If you want to go desktop-down, you would need to add two lines of extra reset code (after changing the mixin minmax default to max), here is that with the media query abstracted out so you can see that too:

.container {
  width: 100%;
  display: table;
  > div {
    padding: 0.5em;
    display: table-cell;
    background: MediumAquamarine;
  }
  :first-child, :last-child {
    width: 25%;
    background: PeachPuff;
  }
  @include mquery {
    > div {
      display: block;
    }
    :first-child, :last-child {
      width: 100%;
    }
  }
}

—Easier if you've got your desktop layout already, but it's unnecessary bloat when designing from scratch with this approach, even when you are working from a desktop mockup.

SamA74

And there won't ever be any circumstances where you would need commit this cardinal sin working mobile first?
I think this is more about personal preference. The arguments for and against can be turned on their heads and looked at the other way. Its the same road, just a different direction.

RyanReese

It's a fictitious issue anyway. Not sure why he brought that up as a talking point.

djsmithme

Given that most mobiles (if not all) understand how to use Media Queries and a lot of legacy desktops do not, coupled with the fact that most traffic is still coming from desktops, as it stands there is nothing wrong with designing for desktop first for simple 1-2 step responsive sites. The only real problem with this is you have to account for 3g/mobile networks and find a away of serving your smallest images and media first.

I personally use mobile first because when you start taking into consideration height as well as the width it gets far too messy.

RyanReese

What? There are "legacy" phones that don't support media queries. Just like there are "legacy" browsers that don't support it. Those legacy browsers are under 1% (closer to 0) (IE8 and down) so this argument in itself is...strange. Could you please elaborate? I'm not sure what makes this a point of consideration.

djsmithme

Phones that do not support Media queries include : Old Blackberry phones, Some Windows Mobile and thats about it. We are talking 0.0something% The rest do, and have an eco system where updating the browser is easy.

Desktops and it gets a little harder. IE8 for example (5% http://caniuse.com/#feat=css-mediaqueries, up to 15% on alot of our sites) needs a polyfill so with js disabled it will not work. Not to mention polyfills slow the site down.

RyanReese

My parents have those phones. I know others do too.

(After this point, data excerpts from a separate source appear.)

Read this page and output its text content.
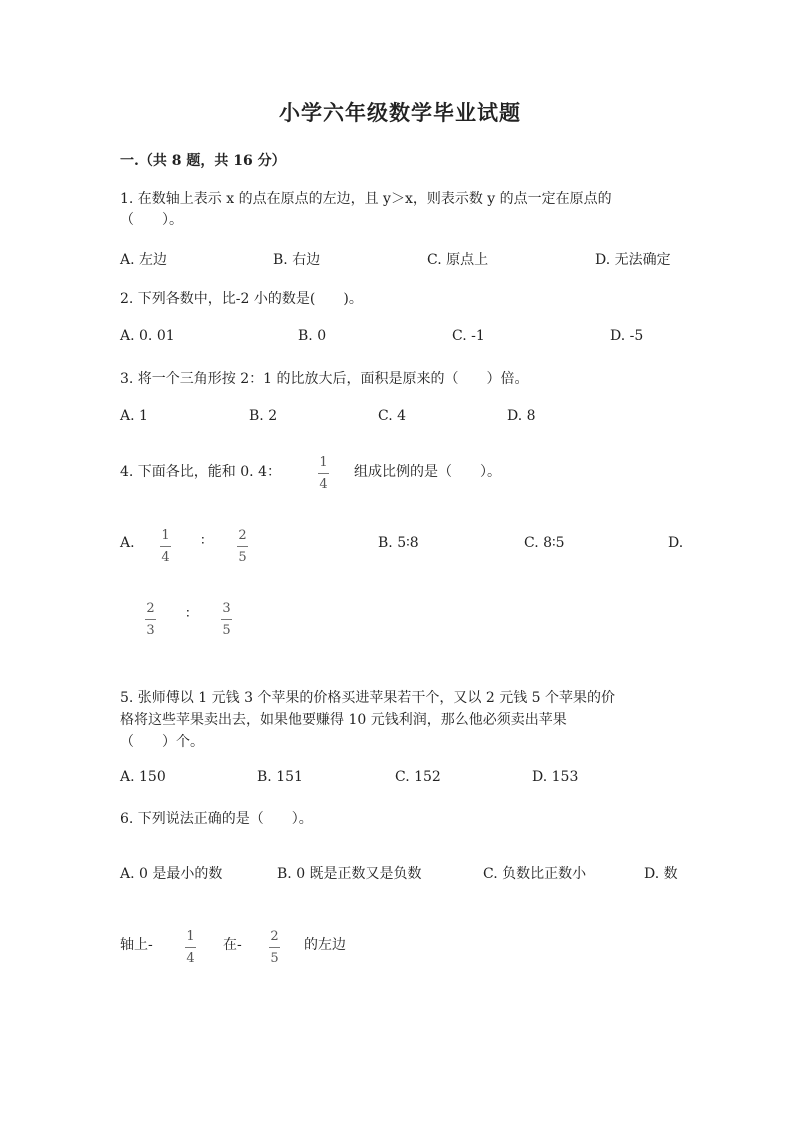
小学六年级数学毕业试题
一.（共 8 题，共 16 分）
1. 在数轴上表示 x 的点在原点的左边，且 y＞x，则表示数 y 的点一定在原点的
（　　）。
A. 左边	B. 右边	C. 原点上	D. 无法确定
2. 下列各数中，比-2 小的数是(　　)。
A. 0. 01	B. 0	C. -1	D. -5
3. 将一个三角形按 2：1 的比放大后，面积是原来的（　　）倍。
A. 1	B. 2	C. 4	D. 8
4. 下面各比，能和 0. 4：
1
4
组成比例的是（　　）。
A. 1
4
∶	2
5
B. 5∶8	C. 8∶5	D.
2
3
∶	3
5
5. 张师傅以 1 元钱 3 个苹果的价格买进苹果若干个，又以 2 元钱 5 个苹果的价
格将这些苹果卖出去，如果他要赚得 10 元钱利润，那么他必须卖出苹果
（　　）个。
A. 150	B. 151	C. 152	D. 153
6. 下列说法正确的是（　　）。
A. 0 是最小的数	B. 0 既是正数又是负数	C. 负数比正数小	D. 数
轴上-
1
4
在-
2
5
的左边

Ultimately we are talking 1-2% difference.

http://www.sitepoint.com/browser-trends-june-2015-battle-second-place/

IE6/7/8 COMBINED overall is placing around 3.4%. Considering how hard it is to upgrade phones due to a multitude of reasons, I'd imagine old phones are within 1-2% of that figure.

So maybe it's just me, but that's not even a talking point.

RyanReese

Just an update. Our government website that I work on (hundreds of thousands of hits) is reporting 1.5% usage in IE8.

I'd say that's right equal with legacy mobiles.

SamA74

As many as that? I have (on a much less popular site) 0.85% over the last month. Compared to 4.77% for the same period a year ago.
Old browsers are dying out. Won't be long before we can bin the polyfill.

RyanReese

Are you government though? I'm assuming my market is much different than yours. Also is your website getting a few million hits a month?

I actually figured it'd be closer to 1% but I'm not complaining.

SamA74

No, they are not a like for like comparison at all. It would be a minority, niche interest site with nowhere near so many hits. It has mainly local appeal, though we do get some world-wide visitors too.

Just for fun yesterday, I thought I would try this out. I dug out of a drawer my old Windows Mobile (v2003) Pocket PC Phone, charged it up to see how it handled my desktop first responsive design. Needless to say it looked a mess, but I did not expect anything else, just curious.
But I honestly don't believe that people using phones to browse the web today are using those phones. I know it works OK on Windows Phone 7 which hasn't the best css3 support, so I'm happy enough with that.